The Czech government’s economic advisory council NERV and the Ministry of Finance are drawing up contingency plans to react to various potential developments of the economic situation, including the collapse of the euro and an ensuing economic “catastrophe.” Large-scale borrowing to incite growth is not being considered, but a shorter working week and higher VAT are.
The ministry and NERV, which is largely comprised of economists and leaders of industry, have drawn up some 30 proposals for the Czech Republic to cope with four possible scenarios of economic development, including a “catastrophe” scenario whereby the eurozone would collapse and banks stop lending.

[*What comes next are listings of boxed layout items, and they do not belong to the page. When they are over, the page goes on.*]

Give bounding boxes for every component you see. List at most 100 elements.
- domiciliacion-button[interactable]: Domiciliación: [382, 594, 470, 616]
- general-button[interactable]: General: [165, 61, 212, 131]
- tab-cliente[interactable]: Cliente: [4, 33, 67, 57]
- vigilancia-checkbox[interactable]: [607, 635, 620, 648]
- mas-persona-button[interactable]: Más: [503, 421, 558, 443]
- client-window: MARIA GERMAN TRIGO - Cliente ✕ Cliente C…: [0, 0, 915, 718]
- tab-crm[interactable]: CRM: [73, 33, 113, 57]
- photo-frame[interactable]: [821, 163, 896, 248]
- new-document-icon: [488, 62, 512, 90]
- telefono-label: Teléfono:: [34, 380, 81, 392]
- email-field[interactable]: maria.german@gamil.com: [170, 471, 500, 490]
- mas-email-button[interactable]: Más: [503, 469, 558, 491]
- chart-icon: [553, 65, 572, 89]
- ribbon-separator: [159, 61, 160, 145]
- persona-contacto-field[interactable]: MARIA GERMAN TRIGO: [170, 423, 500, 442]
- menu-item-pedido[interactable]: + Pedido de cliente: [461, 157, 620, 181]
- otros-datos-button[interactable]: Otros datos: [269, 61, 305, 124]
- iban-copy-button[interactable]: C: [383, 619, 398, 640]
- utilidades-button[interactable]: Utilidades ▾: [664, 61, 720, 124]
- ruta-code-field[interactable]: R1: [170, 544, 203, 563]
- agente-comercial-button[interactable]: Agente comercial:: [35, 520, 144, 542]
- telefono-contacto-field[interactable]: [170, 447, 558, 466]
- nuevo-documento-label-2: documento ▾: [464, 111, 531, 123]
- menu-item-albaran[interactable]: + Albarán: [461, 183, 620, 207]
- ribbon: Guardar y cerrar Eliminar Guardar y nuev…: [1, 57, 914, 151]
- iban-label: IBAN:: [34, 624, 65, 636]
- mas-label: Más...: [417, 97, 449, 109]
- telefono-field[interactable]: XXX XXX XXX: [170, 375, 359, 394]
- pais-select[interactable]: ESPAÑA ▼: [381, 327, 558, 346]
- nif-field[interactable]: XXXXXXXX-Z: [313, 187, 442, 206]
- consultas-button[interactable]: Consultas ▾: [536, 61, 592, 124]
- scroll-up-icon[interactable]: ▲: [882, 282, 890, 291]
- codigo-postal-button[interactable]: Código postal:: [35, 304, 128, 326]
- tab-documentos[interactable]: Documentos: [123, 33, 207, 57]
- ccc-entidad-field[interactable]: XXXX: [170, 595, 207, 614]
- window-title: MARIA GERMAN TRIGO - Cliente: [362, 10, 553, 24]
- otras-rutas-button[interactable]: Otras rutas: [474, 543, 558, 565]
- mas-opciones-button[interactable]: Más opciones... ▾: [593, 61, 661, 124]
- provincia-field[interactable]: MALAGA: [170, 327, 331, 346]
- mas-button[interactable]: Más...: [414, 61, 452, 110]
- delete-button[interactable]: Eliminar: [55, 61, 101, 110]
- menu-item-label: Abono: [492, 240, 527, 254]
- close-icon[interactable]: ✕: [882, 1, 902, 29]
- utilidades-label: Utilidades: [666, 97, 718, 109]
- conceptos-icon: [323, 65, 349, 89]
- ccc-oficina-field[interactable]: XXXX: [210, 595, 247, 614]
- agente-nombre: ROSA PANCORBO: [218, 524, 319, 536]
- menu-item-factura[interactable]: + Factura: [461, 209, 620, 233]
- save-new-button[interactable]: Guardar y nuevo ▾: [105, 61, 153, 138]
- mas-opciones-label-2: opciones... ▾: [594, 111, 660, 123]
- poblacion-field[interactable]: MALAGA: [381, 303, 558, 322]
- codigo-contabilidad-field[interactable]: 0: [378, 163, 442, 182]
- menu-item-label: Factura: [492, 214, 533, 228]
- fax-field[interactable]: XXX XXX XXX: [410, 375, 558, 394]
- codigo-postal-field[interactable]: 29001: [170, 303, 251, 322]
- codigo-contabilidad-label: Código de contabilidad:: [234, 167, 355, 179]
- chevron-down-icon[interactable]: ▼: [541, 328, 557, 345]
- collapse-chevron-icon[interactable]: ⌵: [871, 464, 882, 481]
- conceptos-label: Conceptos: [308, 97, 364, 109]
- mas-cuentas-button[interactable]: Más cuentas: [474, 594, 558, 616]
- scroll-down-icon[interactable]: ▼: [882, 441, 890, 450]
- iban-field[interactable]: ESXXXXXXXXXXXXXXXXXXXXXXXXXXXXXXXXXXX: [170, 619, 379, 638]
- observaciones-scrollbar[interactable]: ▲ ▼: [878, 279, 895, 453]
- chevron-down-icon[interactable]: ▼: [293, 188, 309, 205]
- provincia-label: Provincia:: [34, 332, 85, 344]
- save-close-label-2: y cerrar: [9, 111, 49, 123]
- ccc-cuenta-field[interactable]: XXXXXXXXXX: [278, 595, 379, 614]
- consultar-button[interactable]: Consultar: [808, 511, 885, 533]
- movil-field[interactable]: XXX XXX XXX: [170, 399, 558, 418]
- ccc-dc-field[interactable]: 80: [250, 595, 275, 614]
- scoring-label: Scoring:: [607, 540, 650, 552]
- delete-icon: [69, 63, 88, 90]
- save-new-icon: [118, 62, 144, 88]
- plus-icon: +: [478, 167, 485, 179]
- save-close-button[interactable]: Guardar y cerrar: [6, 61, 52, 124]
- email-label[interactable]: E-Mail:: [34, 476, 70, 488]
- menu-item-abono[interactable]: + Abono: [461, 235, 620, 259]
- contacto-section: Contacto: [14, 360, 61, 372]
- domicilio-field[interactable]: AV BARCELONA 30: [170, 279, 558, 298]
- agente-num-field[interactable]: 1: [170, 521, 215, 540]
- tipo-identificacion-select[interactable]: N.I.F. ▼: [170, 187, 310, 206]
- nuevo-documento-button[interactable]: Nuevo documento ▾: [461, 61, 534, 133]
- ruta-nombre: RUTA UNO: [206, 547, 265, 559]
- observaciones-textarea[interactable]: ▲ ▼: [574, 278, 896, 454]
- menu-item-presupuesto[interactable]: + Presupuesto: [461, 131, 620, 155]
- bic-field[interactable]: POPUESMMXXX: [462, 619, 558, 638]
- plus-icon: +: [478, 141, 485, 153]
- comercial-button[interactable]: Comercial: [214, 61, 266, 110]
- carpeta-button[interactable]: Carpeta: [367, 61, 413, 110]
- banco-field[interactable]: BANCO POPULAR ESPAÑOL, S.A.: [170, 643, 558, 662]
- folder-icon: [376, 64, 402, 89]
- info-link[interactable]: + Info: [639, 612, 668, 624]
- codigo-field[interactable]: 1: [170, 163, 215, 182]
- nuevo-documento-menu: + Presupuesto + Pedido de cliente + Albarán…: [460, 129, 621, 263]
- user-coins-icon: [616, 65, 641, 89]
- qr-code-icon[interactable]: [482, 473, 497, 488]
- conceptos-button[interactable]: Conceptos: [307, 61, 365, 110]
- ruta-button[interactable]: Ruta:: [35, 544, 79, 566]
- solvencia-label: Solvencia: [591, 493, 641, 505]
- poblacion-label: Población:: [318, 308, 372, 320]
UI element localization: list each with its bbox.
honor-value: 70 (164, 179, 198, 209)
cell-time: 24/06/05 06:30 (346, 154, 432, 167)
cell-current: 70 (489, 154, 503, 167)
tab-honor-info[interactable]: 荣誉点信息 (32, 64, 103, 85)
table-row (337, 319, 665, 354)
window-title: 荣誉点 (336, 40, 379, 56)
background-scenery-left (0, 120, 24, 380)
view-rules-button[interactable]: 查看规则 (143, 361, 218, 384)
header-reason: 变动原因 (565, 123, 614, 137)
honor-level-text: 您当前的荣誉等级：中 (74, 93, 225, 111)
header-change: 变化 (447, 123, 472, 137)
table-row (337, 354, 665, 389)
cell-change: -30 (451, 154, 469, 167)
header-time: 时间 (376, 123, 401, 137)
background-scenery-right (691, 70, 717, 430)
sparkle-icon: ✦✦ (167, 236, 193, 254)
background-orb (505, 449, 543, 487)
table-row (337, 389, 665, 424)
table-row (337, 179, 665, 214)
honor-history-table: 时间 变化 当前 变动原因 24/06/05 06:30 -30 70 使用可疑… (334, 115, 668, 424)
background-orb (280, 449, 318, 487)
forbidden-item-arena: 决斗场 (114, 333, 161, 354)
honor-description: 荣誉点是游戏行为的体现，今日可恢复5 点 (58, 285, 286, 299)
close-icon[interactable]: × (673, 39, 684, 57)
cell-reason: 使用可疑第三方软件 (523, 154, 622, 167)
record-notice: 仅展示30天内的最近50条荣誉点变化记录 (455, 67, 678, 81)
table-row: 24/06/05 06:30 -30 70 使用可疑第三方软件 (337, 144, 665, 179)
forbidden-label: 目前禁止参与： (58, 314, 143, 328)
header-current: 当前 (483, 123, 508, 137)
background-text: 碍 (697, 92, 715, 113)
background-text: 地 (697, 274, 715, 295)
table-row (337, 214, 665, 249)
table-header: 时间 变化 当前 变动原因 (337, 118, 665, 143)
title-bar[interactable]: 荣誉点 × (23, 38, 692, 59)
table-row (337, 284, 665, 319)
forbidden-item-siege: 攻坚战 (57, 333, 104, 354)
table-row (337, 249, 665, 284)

According to the daily Hospodářské noviny (HN), the proposed measures to be discussed at the beginning of next week include a further raise of some taxes, shortening the working week, and guaranteeing long-term cuts in government spending in order to achieve a balanced budget.
At the beginning of next year the government plans to amend the 2012 budget in line with a more accurate forecast of development of the Czech economy. Last week, Finance Minister Miroslav Kalousek (TOP 09), warned that if the eurozone collapses, the Czech Republic will have to fight for survival.
“A completely new era is upon us — [which will mean] the end of living on debt and more personal responsibility. We have to adapt our personal needs to this. The myth whereby the state can raise growth with debt is disappearing, [likewise the myth] that the economy must grow and the state must guarantee that growth,” HN cites Kalousek as saying.
Economist Tomáš Sedláček, the head of the NERV working group for public finances, says attempts to simulate the Czech economy with cash injections would not work because of its relatively small size and high dependence on exports. Similarly, Raiffeisenbank analyst and NERV member, Aleš Michl, told HN, “Stimulation measures won’t help. Now it’s important to balance budgets and strengthen companies’ competitiveness.”
Jan Mládek, shadow finance minister with the main opposition center-left Social Democrats (ČSSD), disagrees with the assessment that stimulus measures would not help. “If the crisis deepens, growth measures will be essential,” he told HN.
The 2012 budget, which has been passed and the government intends to amend, counts on a growth rate of 2.5 percent of GDP. Last week Raiffeisenbank in its latest forecast said the Czech economy will retract by 1.2 percent next year.